In Hong Kong, people holding candles filled an area the size of five soccer fields at Victoria Park (search) — the only large-scale protest on Chinese soil. Police estimated that 22,000 people attended the annual vigil, but organizers said the crowd numbered 30,000 to 40,000.

Many residents of the former British colony remain emotional about the Tiananmen crackdown because it happened just a few years before the city returned to Chinese rule in 1997.

"My heart is heavy," said Shum Ming, 58, a construction worker. "Hong Kong people will not forget this history when a government uses guns and tanks to crush students. It's very atrocious."

Protester Henry Ho, 19, a Hong Kong University student, said, "If the Chinese government can say what happened that night and can say that they're sorry, it can show that they are not the same government from the past."

Many feel a duty to speak out because they have freedoms of speech and assembly that don't exist on the mainland. Hong Kong is ruled under a "one country, two systems" formula that allows the city a wide-degree of autonomy.

Banners and signs said, "Don't forget June 4" and "Democracy fighters live forever."

Vigil organizer Lee Cheuk-yan, vice chairman of the Hong Kong Alliance (search), said, "Our slogan is 'Recognize history' and we're asking Beijing to do just that."

But Donald Tsang, the front-runner campaigning to become Hong Kong's next leader, said China has made great strides in improving its economy and people's livelihood.

"I had shared Hong Kong people's passion and impetus when the June 4 incident happened. But after 16 years, I've seen our country's impressive economic and social development," Tsang said. "My feelings have become calmer."

A booming private economy has freed millions of Chinese from the structure of state jobs that controlled where they lived and worked — and even whom they could marry.

In their rare public comments about 1989, Chinese leaders defend the crackdown by pointing to the nation's emergence as an economic powerhouse since then, saying it would have been impossible without the enforced stability of one-party rule.

In Australia, a senior Chinese diplomat who abandoned his post and is seeking political asylum came out of hiding Saturday to speak at a Sydney rally to observe the anniversary.

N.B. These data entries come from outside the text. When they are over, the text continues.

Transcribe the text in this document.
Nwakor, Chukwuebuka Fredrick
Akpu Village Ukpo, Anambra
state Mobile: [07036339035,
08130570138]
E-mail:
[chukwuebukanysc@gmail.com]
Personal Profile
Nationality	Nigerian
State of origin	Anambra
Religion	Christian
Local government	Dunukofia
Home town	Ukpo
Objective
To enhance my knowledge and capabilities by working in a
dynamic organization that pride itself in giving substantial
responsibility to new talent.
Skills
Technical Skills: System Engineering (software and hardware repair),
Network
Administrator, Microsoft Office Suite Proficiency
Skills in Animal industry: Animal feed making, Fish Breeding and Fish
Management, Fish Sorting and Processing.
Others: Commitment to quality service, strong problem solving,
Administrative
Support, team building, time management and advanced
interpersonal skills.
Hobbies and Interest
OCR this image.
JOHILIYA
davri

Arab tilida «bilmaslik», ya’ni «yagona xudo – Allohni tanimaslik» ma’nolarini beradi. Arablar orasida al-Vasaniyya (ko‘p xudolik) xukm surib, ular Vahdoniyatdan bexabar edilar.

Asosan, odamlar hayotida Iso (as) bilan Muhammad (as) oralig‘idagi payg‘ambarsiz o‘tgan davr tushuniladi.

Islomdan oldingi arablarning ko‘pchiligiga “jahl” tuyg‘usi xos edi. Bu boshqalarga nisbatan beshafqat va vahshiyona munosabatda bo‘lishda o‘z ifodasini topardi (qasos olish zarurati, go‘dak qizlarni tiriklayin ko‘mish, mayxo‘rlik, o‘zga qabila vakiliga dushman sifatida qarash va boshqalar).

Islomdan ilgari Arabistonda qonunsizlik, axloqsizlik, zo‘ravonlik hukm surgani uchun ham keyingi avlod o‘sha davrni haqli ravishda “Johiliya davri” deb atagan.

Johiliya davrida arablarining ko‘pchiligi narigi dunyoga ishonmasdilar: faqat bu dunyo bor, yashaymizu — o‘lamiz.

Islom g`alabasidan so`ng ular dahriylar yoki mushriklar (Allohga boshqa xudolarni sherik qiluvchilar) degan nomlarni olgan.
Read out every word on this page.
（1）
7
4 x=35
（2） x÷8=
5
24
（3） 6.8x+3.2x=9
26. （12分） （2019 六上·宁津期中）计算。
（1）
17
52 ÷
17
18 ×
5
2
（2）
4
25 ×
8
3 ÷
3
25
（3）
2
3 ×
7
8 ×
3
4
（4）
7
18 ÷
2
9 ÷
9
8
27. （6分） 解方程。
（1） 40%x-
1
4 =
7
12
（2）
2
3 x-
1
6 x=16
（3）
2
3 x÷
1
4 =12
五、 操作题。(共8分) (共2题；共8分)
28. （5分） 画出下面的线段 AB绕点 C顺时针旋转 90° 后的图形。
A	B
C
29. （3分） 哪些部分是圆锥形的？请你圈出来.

Chen Yonglin, 37, the consul for political affairs at the Chinese Consulate in Sydney, said he was defecting because of a lack of freedoms in China.

"In 16 years, the Chinese government has done nothing for political reform," he said. "People have no political freedom, no human rights."

Chen claimed he still was being chased by Chinese security agents and feared they might kidnap him.

Neither Australia's foreign ministry nor the Chinese Embassy in Canberra could be reached for comment on Chen's statement.

The anniversary, always sensitive for communist leaders, is especially touchy this year because it follows the death in January of Zhao Ziyang, the former Communist Party boss who was purged in 1989 after sympathizing with the protesters.

A retired senior Chinese official, Li Pu, called on Beijing to vindicate the 1989 pro-democracy movement, which was branded a "counterrevolutionary riot" by the Communist leadership.

"The students made big mistakes, but the government's military crackdown was even worse. It was extremely wrong to send troops against ordinary people," Li, former vice president of China's official Xinhua News Agency and a friend of Zhao's, said in an interview with Hong Kong's government-owned radio RTHK.

"History will give Zhao Ziyang justice. Some years later, June 4 must be vindicated," he said in the radio program.